Her eyes glistened. She wiped a tear. “Sorry to act this way.” Her voice trembled. “But I really want a baby. I even have a nursery upstairs. Wanna see?”

God no. This woman had enough problems to keep a platoon of shrinks busy. “That’s okay.”

Sofia gave a smile so tense I thought her face would break. She finished her coffee. Closing her eyes for a moment, she sighed deeply and her cheeks turned their natural color. “Let’s change the subject. What’s with you? That makeup?”

“A skin condition. Gulf War Syndrome.”

“Yew.” She squinted and turned her head to examine me. “Other than that, you’re not bad-looking. That syndrome didn’t leave you…shooting blanks?”

“You mean sterile?”

“That. Impotent.”

“There’s a difference,” I said defensively. Vampires certainly weren’t impotent.
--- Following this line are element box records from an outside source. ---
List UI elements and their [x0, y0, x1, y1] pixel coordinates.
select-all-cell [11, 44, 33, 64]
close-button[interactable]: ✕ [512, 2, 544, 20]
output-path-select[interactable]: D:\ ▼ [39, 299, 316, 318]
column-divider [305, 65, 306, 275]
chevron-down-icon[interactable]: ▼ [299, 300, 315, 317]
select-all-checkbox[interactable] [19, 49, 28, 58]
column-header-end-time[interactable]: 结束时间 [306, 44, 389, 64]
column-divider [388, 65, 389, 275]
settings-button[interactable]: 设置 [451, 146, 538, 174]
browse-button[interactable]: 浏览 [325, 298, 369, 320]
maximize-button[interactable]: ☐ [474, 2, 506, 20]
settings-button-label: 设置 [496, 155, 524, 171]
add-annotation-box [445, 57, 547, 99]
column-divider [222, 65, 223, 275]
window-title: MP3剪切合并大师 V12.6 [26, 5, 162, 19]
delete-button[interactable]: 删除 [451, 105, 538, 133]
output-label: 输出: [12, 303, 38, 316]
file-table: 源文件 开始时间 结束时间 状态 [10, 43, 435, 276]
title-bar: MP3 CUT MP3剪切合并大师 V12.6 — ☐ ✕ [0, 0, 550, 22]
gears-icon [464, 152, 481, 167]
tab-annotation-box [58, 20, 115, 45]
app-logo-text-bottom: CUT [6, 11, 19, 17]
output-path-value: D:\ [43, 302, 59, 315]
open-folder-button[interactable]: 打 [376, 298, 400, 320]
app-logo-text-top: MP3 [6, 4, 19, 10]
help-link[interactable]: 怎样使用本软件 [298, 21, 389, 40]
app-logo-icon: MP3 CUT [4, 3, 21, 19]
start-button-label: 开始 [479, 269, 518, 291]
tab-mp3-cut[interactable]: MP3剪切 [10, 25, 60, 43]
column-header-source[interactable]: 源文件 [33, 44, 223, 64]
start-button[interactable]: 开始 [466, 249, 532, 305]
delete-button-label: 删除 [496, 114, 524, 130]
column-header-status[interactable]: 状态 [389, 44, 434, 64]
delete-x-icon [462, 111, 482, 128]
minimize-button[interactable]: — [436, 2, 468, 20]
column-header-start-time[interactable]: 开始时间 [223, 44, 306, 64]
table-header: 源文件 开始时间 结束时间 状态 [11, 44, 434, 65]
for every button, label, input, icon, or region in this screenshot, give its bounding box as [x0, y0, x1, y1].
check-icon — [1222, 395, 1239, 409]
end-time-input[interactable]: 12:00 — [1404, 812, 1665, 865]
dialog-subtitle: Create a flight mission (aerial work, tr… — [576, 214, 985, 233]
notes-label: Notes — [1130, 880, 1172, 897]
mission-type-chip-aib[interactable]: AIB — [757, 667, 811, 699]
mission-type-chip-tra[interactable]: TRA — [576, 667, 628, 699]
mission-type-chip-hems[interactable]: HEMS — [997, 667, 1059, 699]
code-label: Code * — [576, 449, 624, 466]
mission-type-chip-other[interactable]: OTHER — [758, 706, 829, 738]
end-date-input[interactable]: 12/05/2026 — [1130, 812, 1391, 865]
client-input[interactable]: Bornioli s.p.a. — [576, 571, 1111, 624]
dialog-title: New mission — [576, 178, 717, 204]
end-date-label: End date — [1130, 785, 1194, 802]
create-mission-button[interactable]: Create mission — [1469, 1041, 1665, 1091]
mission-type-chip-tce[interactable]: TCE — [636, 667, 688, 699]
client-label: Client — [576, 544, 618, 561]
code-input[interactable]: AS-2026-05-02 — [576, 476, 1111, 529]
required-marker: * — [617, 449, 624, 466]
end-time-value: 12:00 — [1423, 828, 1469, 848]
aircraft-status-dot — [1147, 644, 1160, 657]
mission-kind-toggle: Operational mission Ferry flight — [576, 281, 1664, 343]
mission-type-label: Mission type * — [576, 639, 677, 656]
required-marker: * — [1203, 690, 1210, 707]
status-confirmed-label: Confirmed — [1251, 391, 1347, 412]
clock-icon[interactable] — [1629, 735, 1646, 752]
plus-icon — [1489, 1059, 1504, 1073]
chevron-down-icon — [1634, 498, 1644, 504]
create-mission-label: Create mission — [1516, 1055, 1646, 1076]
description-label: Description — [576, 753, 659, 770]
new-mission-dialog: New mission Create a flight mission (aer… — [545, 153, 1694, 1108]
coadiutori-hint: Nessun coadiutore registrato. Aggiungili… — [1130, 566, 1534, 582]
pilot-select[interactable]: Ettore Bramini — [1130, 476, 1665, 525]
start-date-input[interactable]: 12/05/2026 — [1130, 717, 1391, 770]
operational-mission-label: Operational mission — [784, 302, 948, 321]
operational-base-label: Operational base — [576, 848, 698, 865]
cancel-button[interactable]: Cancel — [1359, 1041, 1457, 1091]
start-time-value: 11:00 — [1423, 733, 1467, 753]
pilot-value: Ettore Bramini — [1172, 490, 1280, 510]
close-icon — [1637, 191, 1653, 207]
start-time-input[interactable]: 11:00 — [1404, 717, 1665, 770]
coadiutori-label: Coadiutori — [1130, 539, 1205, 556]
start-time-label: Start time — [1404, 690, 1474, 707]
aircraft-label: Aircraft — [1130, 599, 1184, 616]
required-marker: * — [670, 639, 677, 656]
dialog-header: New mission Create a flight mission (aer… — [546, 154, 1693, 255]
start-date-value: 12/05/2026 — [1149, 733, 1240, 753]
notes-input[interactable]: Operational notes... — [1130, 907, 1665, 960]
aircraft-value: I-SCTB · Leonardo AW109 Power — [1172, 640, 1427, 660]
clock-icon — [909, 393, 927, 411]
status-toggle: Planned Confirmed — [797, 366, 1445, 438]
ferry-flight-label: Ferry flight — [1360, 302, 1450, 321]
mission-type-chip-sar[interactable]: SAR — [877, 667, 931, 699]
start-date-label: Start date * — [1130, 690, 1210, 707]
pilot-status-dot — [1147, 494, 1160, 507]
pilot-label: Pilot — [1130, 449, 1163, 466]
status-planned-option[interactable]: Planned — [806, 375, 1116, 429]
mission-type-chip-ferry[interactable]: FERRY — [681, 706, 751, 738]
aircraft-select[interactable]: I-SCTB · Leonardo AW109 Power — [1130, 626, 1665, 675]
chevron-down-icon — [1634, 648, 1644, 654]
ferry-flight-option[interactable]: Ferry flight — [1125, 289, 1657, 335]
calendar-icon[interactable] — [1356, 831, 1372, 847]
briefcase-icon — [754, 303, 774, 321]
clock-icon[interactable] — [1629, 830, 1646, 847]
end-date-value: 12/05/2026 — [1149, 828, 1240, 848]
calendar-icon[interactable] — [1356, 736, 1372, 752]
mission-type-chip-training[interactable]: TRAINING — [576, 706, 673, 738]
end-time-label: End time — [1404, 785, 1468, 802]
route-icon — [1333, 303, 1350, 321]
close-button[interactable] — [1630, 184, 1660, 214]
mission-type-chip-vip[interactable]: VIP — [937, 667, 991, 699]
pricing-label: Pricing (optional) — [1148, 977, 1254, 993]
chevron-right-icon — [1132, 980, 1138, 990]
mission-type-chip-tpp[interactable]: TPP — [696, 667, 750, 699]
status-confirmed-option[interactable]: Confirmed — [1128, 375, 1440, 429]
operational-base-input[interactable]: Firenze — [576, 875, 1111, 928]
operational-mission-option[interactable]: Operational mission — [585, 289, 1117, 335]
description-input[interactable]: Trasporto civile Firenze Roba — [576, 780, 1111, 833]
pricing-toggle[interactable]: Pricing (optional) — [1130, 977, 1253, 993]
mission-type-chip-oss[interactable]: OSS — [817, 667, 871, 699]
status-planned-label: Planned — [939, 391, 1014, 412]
But we were sterile and propagated solely by fanging. “My plumbing works. But I am shooting blanks.”

“See what I mean?” Sofia splayed her hands in a gesture of resignation. “Another decent guy who doesn’t cut the mustard.”

First time I’d ever been called decent. “I thought we had changed the subject. What can you tell me about your contamination in Building 707?”

Sofia crossed her arms. “I can’t go into details about that. Why are you asking?”

Time for vampire hypnosis. I bent my head down and dropped the contacts into my hand. I lifted my head and stared at Sofia.

Her rosy face blanched. Her eyes widened. Her lips parted enough for a whisper to escape. “Oh wow.”

That I’d never heard from a victim before. Considering my experience with Tamara, I approached Sofia cautiously, lest she kept a pistol jammed between the seat cushions. Her aura surrounded her like an electric cloud.